Most property you own and use for personal or investment purposes is considered a capital asset. When you sell that capital asset the sale usually results in a capital gain or a capital loss. Here are 10 facts to help you more fully understand capital gains and losses.
- Capital assets include property such as your home or car and may also include any investment property such as stocks and bonds.
- A capital gain or loss is the difference between your basis and the amount in which you sell an asset. Your basis is usually (but not always) what you paid for the asset.
- All capital gains should be included in your income. Beginning in 2013 you may be subject to the Net Investment Income Tax. The NIIT applies at a rate of 3.8% to certain net investment income of individuals estates and trusts that have income above statutory threshold amounts of $200000 for single filers and $250000 for joint filers.
- Capital losses can be deducted on the sale of investment property. You can’t deduct losses on the sale of personal-use property.
- Capital gains can be either long-term or short-term depending on how long you held the property. If you held the property for more than one year your gain or loss is long-term. If you held it one year or less the gain or loss is short-term.
- If your long-term gains are more than your long-term losses the difference between the two is a net long-term capital gain. If your net long-term capital gain is more than your net short-term capital loss you have a net capital gain.
- The tax rates that apply to net capital gains usually depend on your income. Although the maximum net capital gain tax rate rose from 15 to 20 percent in 2013 a 0 or 15 percent rate continues to apply to most taxpayers in lower tax brackets. A 25 or 28% tax rate can also apply to special types of net capital gains.
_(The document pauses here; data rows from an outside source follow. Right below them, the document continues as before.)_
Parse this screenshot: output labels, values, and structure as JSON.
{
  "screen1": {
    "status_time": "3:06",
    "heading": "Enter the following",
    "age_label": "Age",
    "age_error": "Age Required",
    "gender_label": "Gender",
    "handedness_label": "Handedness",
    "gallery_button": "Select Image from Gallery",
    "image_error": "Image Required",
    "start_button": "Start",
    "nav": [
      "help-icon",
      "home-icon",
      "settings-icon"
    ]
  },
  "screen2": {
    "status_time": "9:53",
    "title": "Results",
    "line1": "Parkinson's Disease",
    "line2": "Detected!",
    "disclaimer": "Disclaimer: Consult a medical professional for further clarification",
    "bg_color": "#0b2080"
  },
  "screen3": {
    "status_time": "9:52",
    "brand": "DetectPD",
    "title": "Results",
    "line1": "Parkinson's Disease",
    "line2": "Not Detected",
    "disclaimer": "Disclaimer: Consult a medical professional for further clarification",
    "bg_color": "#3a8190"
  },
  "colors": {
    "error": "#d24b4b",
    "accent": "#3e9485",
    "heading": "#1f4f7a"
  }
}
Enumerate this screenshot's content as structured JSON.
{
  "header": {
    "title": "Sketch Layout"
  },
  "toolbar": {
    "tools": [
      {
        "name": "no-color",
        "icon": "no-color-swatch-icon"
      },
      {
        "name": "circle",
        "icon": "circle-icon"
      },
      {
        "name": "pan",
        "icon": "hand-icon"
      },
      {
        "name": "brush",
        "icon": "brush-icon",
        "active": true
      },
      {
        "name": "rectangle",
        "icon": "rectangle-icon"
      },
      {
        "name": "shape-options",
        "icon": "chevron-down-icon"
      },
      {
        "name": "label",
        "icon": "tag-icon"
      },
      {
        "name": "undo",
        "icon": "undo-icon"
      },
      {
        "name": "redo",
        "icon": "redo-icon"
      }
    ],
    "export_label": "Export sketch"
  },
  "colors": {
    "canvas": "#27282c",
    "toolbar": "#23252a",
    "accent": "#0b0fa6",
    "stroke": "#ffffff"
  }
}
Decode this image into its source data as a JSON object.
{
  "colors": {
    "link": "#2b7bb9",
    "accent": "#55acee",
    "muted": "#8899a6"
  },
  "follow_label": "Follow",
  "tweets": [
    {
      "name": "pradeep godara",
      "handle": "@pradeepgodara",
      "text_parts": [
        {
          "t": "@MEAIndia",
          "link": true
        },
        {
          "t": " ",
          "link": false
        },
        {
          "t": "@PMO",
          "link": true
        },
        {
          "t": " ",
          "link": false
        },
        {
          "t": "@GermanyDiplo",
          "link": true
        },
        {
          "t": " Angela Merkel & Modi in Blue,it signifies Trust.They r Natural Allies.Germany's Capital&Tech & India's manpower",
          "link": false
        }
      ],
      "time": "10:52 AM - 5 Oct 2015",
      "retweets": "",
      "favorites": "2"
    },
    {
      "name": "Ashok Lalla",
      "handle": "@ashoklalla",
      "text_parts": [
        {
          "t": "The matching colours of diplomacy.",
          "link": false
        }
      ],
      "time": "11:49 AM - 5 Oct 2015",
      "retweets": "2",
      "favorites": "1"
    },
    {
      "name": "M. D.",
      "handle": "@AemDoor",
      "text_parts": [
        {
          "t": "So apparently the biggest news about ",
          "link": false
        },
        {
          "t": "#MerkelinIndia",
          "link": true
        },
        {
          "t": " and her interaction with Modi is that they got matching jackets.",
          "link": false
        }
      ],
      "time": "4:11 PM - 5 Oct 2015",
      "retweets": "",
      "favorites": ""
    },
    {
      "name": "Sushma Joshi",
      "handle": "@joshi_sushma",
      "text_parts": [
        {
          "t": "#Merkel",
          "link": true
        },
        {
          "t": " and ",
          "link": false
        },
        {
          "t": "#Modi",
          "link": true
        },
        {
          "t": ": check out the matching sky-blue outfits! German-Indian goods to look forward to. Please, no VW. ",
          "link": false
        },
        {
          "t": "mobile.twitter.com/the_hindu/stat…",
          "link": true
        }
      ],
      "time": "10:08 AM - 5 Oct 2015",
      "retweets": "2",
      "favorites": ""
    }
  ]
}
- If your total capital losses are more than your total capital gains you can deduct the difference as a loss on your tax return. This loss is limited to $3000 per year or $1500 if you are married and file a separate return.
- You can carry over the losses you are not able to deduct onto next year’s tax return if your total net capital loss is more than the deductible limit. Treat those losses as if they happened that year.
- You must file Form 8949 Sales and Discussion Other Dispositions of Capital Assets and Schedule D Capital Gains and Losses along with your federal tax return to report your gains and losses.